万年橋パークビル8Fで絡繰機械’S「瓦礫のヤマアラシ」を観た

カテゴリー │演劇

18日(土)19時~ 万年橋パークビル8F

豊川で芝居を見終え、車で浜松へ。
カーナビで「浜松駅」を入力し、
案内に従い進んでいると、
浜松方面を指し示す交通案内。
一度はナビの案内に引っ張られ、案内する道を越えたが、
浜松方面に続くと思われるその道に戻る。

戻ったのは正解で、
国道23号と記された道は気持ちいいくらい浜松方面に向かっていく。
おかげで、予想より早く
この日2本目の観劇の会場である
万年橋パークビルがある浜松駅周辺に到着する。

第20回公演である今作は「団員募集公演」と銘打っている。
そのためだろうか。
この劇団らしい演出が品評会の様に並べられていた気がした。
ダンス的な要素。
モノローグの要素。
お笑いの要素。
即興の要素。
殺陣の要素。
1時間ほどの上演時間であるが、
5人の役者がほぼ均等に出番を与えられ、
1本の芝居を創り上げる。
そんな劇団のスタイルがシンプルに現われていた。

これは実はなかなか過酷なものである。
役者にとって、「これ出来ない」という言い訳がきかない。
ひとつひとつ役割をこなさなければならない。
そのような積み重ねが有機的に働き、
一体となって物語世界を形作る。
「決めるとこは決める。
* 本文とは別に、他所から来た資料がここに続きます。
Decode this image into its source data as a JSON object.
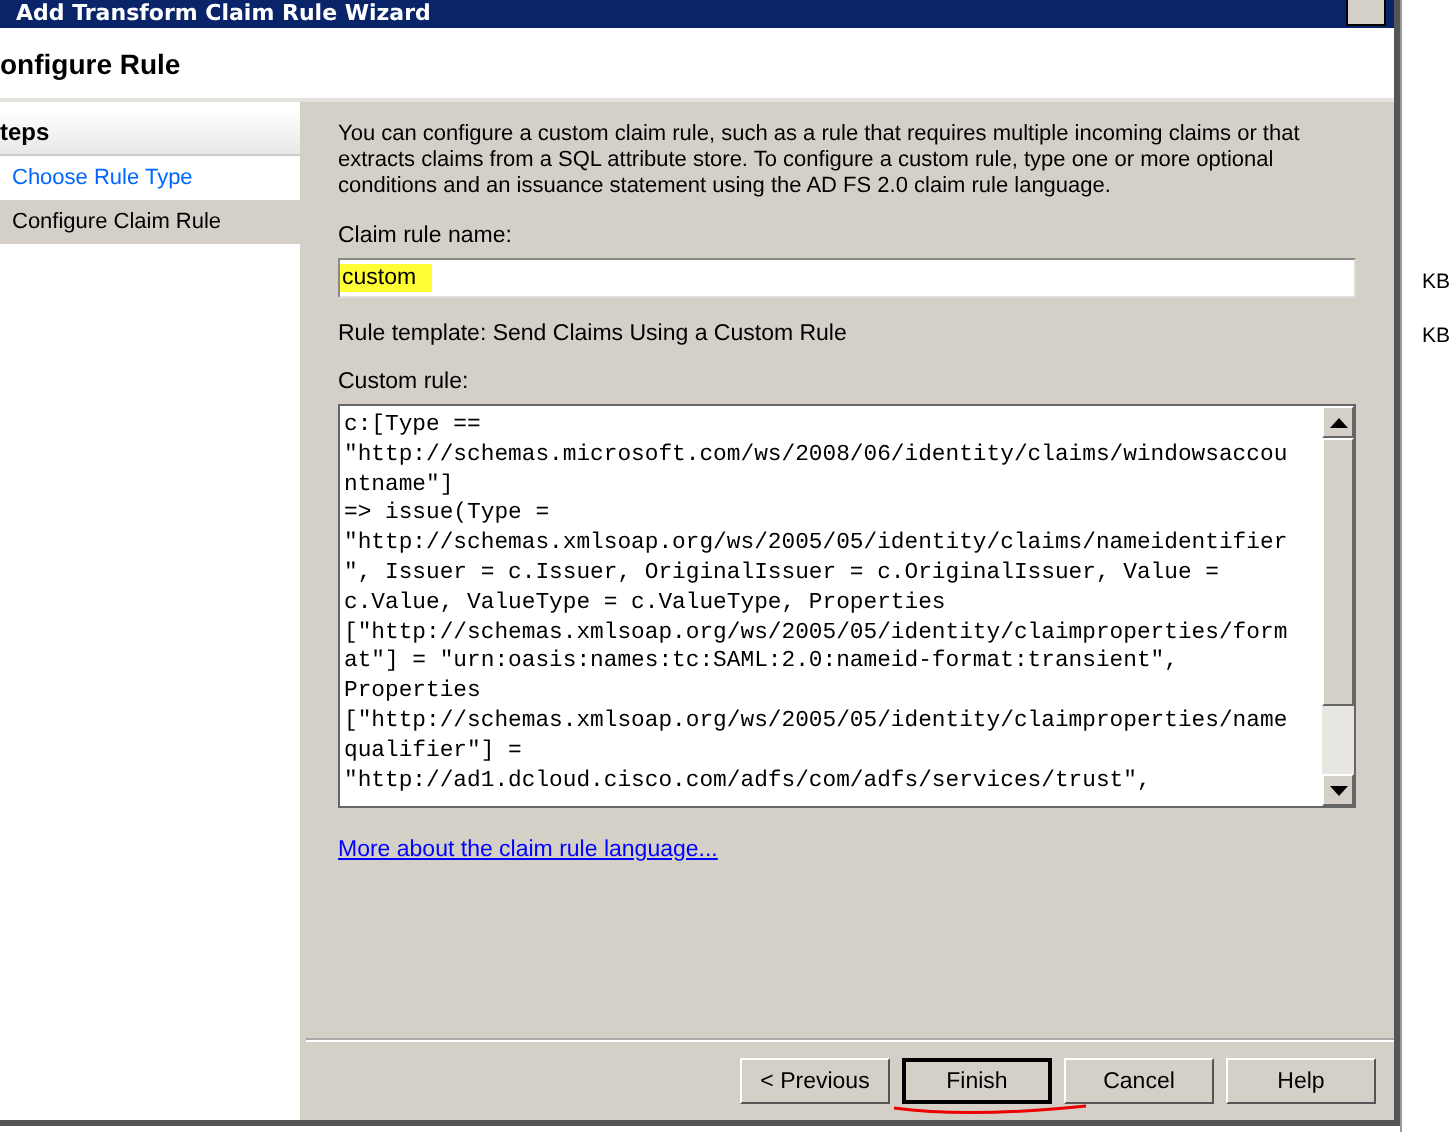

」
当たり前のように思うが
なかなかこれを放棄しているところも多い。

冒頭、出てきた4人が、
不必要な急ぎ足で、歩き回る。
これは、あえてやっているということはわかるが、
ひとつのリズムを生み出し、
全体のスタイルを決める場面だ。
そこで、その場がどんな場所であるかも
伝えることが出来る気がした。

ところが、思ったより早く、歩き回るのは終わり、
お笑い要素のネタの場面に入る。
少しもったいない気がした。
もっとステップを踏むのを見ていたい気がした。
そうなのだ。
これはステップである。
ステップか。
ステップだとしたらなかなか難しいな。
ダンスとして昇華されるのを期待してしまう。

そのように注意深く場が作り出されると、
「瓦礫に囲まれた廃墟と化す都市」の様相が
もっと浮かび上がるかもしれない。

そして、満を持して、お笑いの場面に入り、
観客は安心して次の展開を待つことができる。




 

ハートフルホールで木ノ下歌舞伎「義経千本桜―渡海屋・大物浦―」を観た

カテゴリー │演劇

18日(土)14時~ 愛知県豊川市のハートフルホール。

「義経千本桜」は江戸時代に源平合戦後の時代を描いた人形浄瑠璃や歌舞伎の演目である。
そのような歌舞伎の現代的にアレンジし上演している木ノ下歌舞伎。
今年が結成10年目だそうだ。
終演後、別室でアフタートークが行われたが、
主宰の木ノ下裕一さんは年齢は30歳だそうだ。
20歳でこのような劇団を立ち上げたのに驚いた。
少年時代上方落語に衝撃を受け、
その後、古典芸能にも傾倒し、今に至るようである。

特長は作品ごとに演出家を招聘することである。
今回は東京デスロックの多田淳之介さん。
袋井市の月見の里学遊館で「再/生」という作品を観たことがある。
サザンオールスターズの「TSUNAMI」が冒頭に大音量で流れ、
その後は役者たちが踊ったり、倒れたりがひたすら繰り返される。
これは今生きる私たちを表現しているとしたら相当きつい状況だろう。
でも、これらの行為に共感するとしたら、そんなに状況は違わないのだろう。

今作品の原作は「義経千本桜」である。
戦乱の世である。
アフタートークで木ノ下さんが言っていた印象に残る言葉。
「どちらかが加害者でどちらかが被害者なのではない。どちらも被害者である」
亡霊でありながら別の姿で義経に復讐を企て現れる平知盛も返り討ちに合わせる源義経も。
ここでも「TSUNAMI」が流れる。
近現代の戦争を思わせる爆撃の音が流れる。
そう言えば、「戦場のメリークリスマス」も流れた。
ついでに言えば初音ミクの「千本桜」も流れた。
使用される音楽の数々は説明的ともいえる。
それは、生き死にが繰り返される戦乱の世の歴史絵巻を2時間と言う短時間で表現するために
明快さをもたらす。

原作通りに知盛が海に身を投げ、幕は閉じると思ったところで、
義経の心情を慮った演出が施される。
演者たちがまるで盆踊りの様に踊り、義経の周りを回る。
ともに被害者である自分たちを追悼するかのように。